Mr Key's outspoken condemnation of the Great Western Ambulance Service comes after he has been inundated with complaints from the families of patients who have had to wait up to ten hours for an ambulance to arrive.

Mr Key said, in one case he is investigating, an elderly woman in Tilshead waited ten hours for an ambulance and, in another, a patient waited seven hours for an ambulance to eventually arrive from Bristol.

He told the Journal: "I have so many cases about this issue. Hardly a week goes by without a another family writing to me to complain.

"Each time I speak to the chief executive of the ambulance service, he says terribly sorry, it was a mistake and we are working to put things right' but that is not good enough."

Mr Key added he is convinced there are "simply not enough ambulance crews covering south Wiltshire."

He said: "Even on a good day, they cannot meet their targets in terms of the minutes they have to reach their patient.

"They have to travel too far even with ambulances on stand-by in various parts of south Wiltshire.

"I am extremely dissatisfied with the service and am currently pursuing individual complaints. We have to work for a permanent improvement to the service being given to us in south Wiltshire."

However, Mr Key was quick to praise the ambulance crews themselves, and said he felt "very sorry for them."

"They are among the best trained paramedics in the country and they are fed-up because they cannot do the job they are trained for and love.

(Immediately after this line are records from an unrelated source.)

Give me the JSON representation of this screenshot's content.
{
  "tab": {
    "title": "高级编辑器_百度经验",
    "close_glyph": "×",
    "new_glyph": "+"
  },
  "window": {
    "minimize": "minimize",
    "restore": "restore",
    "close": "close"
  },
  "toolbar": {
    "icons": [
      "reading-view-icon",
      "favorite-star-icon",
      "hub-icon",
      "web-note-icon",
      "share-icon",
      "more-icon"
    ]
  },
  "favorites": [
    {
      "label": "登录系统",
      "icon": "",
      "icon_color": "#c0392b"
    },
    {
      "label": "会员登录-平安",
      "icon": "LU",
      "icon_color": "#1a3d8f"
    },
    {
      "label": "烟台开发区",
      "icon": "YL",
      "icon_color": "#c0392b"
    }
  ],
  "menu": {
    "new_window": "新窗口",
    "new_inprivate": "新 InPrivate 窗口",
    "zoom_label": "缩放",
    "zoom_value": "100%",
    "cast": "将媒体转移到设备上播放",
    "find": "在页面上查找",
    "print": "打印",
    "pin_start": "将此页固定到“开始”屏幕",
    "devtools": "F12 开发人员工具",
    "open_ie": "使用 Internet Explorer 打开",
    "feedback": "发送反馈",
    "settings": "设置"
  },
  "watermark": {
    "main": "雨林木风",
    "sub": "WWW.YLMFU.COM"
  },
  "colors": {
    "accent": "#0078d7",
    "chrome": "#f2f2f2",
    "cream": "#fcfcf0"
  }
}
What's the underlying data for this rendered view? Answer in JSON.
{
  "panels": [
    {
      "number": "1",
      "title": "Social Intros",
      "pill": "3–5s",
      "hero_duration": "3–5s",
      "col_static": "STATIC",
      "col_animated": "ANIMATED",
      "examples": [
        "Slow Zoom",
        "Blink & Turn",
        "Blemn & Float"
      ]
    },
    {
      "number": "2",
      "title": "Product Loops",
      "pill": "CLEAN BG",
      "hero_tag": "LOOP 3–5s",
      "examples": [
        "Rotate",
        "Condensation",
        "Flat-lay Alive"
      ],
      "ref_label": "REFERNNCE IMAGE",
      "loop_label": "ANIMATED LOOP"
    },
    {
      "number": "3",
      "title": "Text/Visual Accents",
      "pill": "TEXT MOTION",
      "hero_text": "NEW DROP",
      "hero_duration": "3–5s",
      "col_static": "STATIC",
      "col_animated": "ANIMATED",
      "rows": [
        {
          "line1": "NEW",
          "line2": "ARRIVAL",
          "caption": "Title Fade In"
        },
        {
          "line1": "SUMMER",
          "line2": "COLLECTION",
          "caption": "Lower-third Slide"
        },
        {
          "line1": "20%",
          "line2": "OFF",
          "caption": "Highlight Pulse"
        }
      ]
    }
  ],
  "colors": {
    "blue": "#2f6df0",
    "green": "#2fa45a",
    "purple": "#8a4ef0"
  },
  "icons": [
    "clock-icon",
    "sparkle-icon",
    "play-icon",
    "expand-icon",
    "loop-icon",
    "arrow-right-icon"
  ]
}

"They are spread too thinly to be able to do their job properly," he added. Last week, Mr Key was contacted by the family of a 74-year-old Redlynch widow, who collapsed and died at her home while waiting for an ambulance which eventually arrived after 40 minutes.

"The blame for many of the delays has been put on a new computer system installed at the Devizes control room.

Ambulance crews and control room staff claim the new system causes delays in dispatching ambulances because 999 calls are handled first in Bristol and then relayed to Devizes.

They say insufficient information is relayed through leading to delays in getting ambulances onto the road.

Ambulance bosses admit failures exist, and meetings have been held to identify and agree solutions.

Ambulance staff say they had moved quickly to work with the trust to tackle the issues so they can deliver a service the public demand and deserve.